She felt a retch building up in her throat as she saw the yolks wiggle on the egg whites as the woman pulled the trolley upto the bed. She started rolling up the bed to an incline.

"Come on now. Up you go. You must eat, you know...otherwise we cannot give you your medications" the woman said in a high-pitched saccharine voice.

"No shit, bitch!" a shrill voice said rang inside Bonnie's head, startling even her. The woman turned around.

"Umm, did you say something hun?" the woman asked with a frown. Bonnie mumbled and shook her head. She wondered if this recurring dream would end soon. Sometimes she felt this was the real world and her life with Billy was the dream. She could never tell.

"You will be seeing Dr.Weldy at 2 pm today" the woman said as she shut the door behind her just after Bonnie took a peek at her badge. 'Nurse Linda White' it said in blue letters, followed by 'Mercy County Psychiatric Facility'.

Bonnie could feel panic rising to her ears with the rush of adrenaline and a horrible pit was growing in her stomach.

"What am I doing here?" she thought, her eyes scanning the steel door, nervously, her breath inhaling the cold sterile smell, her mind resounding every fearful question in the hum of silence. The white walls were closing in as a slideshow flashed in front of her. The needle jammed above her wrist now suddenly stung. The steady drip of sedatives seemed to climb to her forehead, numbing her eyelids and bringing thick black curtains of sleep that finally pulled her in.

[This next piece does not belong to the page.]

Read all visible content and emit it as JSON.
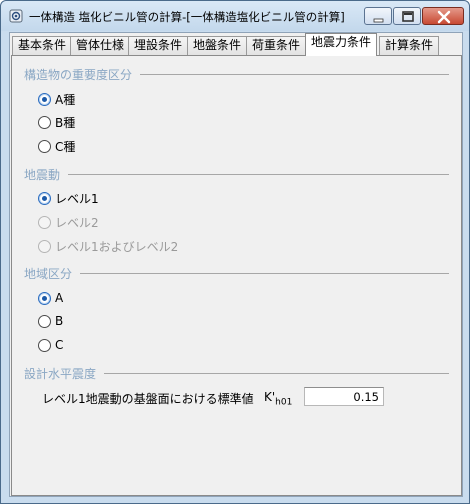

"Ma'am, do you know what happened to the dog?" she heard the booming voice and the unshaven face of the detective made its way out of the fog.

"No" she said in a strangely toneless voice. She could see herself slouched in front of the detective, in a cotton nightie doused with crimson stains that were darkening with every passing minute. He pushed a glass of water towards her.

"Are you cold Ma'am?' the detective asked, offering her a jacket and she didn't even look up as she shook her head.

"Could you tell us where you were last night. How did you get those bloody gashes on your back? Ma'am, you know we can't let you go home unless you tell us something" the detective prodded, his voice still calm and unthreatening.

"I said I don't know" came the toneless voice again, this time with the slightest hint of anger.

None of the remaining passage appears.